We met in the Fish Bowl. The internal, open plan area for the more junior consultants at Ernst & Young. It was way back in the early 1990s.
He’d affectionately tease me for my non-corporate style – the big frizz of hair (that is more under control these days) and my favourite belt buckle back then – a telephone that you could actually dial (don’t ask, it was fashionable at the time).
We’ve been friends ever since. 27 years of true friendship.
Do you have an old colleague now friend like that?
According to Matthew Lieberman, author of Wired to Connect, in 1985 most people said they had 3 close friends. In 2004 it was zero.
So last week was extra special. I went to Sydney and got to stay with my old true friend from the Fish Bowl. He moved there 10 years ago for work.

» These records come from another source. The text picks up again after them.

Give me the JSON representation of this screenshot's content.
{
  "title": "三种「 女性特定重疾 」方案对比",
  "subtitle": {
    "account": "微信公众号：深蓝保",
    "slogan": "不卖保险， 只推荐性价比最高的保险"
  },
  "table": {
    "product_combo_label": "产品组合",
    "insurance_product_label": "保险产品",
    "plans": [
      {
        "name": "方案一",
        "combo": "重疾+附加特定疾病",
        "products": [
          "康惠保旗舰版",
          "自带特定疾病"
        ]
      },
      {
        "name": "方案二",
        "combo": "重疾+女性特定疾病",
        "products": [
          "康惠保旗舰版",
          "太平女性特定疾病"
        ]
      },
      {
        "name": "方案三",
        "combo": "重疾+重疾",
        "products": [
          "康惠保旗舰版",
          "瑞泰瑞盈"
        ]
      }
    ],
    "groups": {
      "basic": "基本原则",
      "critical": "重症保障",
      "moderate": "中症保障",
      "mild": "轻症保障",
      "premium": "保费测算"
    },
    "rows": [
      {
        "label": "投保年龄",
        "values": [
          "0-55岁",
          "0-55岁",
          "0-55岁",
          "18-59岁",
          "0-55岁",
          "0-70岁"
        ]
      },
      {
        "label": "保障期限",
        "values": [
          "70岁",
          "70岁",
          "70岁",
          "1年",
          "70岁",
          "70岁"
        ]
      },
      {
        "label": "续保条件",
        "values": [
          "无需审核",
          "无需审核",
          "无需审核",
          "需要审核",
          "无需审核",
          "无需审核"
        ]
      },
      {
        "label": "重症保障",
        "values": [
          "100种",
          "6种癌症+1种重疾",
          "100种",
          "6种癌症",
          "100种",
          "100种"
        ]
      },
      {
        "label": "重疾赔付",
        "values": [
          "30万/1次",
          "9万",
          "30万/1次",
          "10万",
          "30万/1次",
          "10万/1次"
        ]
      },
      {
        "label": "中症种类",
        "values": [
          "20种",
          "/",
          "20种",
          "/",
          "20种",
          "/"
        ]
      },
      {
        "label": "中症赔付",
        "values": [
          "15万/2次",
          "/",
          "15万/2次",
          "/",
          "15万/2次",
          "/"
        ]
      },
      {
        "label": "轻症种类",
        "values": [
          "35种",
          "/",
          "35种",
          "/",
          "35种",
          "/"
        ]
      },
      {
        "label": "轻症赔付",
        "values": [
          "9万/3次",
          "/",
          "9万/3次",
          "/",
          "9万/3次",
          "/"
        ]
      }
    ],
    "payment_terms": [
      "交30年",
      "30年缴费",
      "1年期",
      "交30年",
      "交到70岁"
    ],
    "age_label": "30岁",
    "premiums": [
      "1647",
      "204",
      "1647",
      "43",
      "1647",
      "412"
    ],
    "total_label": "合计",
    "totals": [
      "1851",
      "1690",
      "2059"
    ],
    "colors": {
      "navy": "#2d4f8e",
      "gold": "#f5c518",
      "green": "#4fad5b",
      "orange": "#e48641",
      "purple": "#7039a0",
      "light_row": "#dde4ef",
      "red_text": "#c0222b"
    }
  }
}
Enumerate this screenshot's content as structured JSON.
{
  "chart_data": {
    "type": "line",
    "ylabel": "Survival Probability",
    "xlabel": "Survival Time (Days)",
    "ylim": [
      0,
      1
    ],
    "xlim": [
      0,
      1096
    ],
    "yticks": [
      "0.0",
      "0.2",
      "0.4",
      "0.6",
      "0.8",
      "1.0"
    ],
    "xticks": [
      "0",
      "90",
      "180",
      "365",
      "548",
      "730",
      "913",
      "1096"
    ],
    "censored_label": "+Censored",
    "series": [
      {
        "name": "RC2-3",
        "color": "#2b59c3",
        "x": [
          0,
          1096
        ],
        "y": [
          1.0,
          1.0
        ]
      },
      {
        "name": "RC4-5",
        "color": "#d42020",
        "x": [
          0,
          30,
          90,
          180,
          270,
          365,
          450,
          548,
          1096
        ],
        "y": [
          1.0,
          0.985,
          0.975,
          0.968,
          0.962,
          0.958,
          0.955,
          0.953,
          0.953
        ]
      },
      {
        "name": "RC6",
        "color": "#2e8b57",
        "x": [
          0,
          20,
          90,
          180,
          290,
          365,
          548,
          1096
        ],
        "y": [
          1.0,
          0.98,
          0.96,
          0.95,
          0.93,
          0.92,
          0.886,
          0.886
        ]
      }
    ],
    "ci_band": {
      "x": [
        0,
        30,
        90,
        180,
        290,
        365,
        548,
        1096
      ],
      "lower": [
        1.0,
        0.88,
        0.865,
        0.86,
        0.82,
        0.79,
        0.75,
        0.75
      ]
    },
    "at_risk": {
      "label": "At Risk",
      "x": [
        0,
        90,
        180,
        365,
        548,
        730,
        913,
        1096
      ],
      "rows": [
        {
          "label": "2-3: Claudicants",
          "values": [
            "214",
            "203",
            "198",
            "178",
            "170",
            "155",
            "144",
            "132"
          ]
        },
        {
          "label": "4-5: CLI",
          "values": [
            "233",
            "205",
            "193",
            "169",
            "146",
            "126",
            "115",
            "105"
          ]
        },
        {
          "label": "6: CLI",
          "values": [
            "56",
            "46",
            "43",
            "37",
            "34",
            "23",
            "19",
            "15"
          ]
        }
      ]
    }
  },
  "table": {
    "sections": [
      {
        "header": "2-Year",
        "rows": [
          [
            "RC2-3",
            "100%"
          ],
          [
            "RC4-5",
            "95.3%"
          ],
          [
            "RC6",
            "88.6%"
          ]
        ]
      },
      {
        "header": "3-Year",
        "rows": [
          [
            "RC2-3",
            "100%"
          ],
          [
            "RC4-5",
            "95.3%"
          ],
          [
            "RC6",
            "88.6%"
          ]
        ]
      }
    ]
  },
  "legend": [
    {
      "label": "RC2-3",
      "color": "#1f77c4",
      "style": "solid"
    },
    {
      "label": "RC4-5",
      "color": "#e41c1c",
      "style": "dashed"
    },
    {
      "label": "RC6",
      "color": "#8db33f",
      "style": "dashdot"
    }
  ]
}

During the day, I spent time with my newer mastermind buddies and coach. [Yes, I practice what I preach. I coach and have a coach. I lead a mastermind and participate in one too.]
The bonus was going home at night to the comfort of an old friendship.
But work relationships don’t always turn out so well. Relationships don’t stand still as we continuously adapt to one another.
Someone who is a friend now may turn out to be a foe later. Even if nothing remarkable happens while you work together, you can still drift apart.
As they say, it takes two to tango and only time will tell.
What matters is that you do have a friend at work, even if it only turns out to be a short-term thing.
Gallup research proves how important it is to have a friend at work for engagement. It’s not just because friends are easier to work with. It’s also because there is more on the line. You don’t want to let them down.
And you spend so much of your time at work, imagine how lonely it would be without a friend.
If your relationships aren’t so friendly, imagine the time suck of those interpersonal difficulties and dramas. Let alone how much they drag you down.
The thing with any relationship, including those with colleagues, is that it takes risk.To move from being friendly to a true friend requires self-disclosure – beyond workplace matters.
If you want to go from friendly to true friends, I suggest you start by testing the waters.
Reveal a little of your not-just-work self and see if your potential new friend self-discloses in turn. If it’s not reciprocated, know that you can at least be friendly. Just don’t expect more.
If it is reciprocated and things start to open up, then this might be the beginning of a beautiful friendship.
I hope it is, for your sake.
Don’t forget that it’s easy to stay connected while you’re working together. It takes more effort when you’re not.
If you want to remain friends, I’ve seen research that suggests it’s best to connect every couple of weeks. But from my experience it doesn’t have to be so frequent to work out well. It just has to suit the both of you.
How about you…what’s been your experience with friends at work?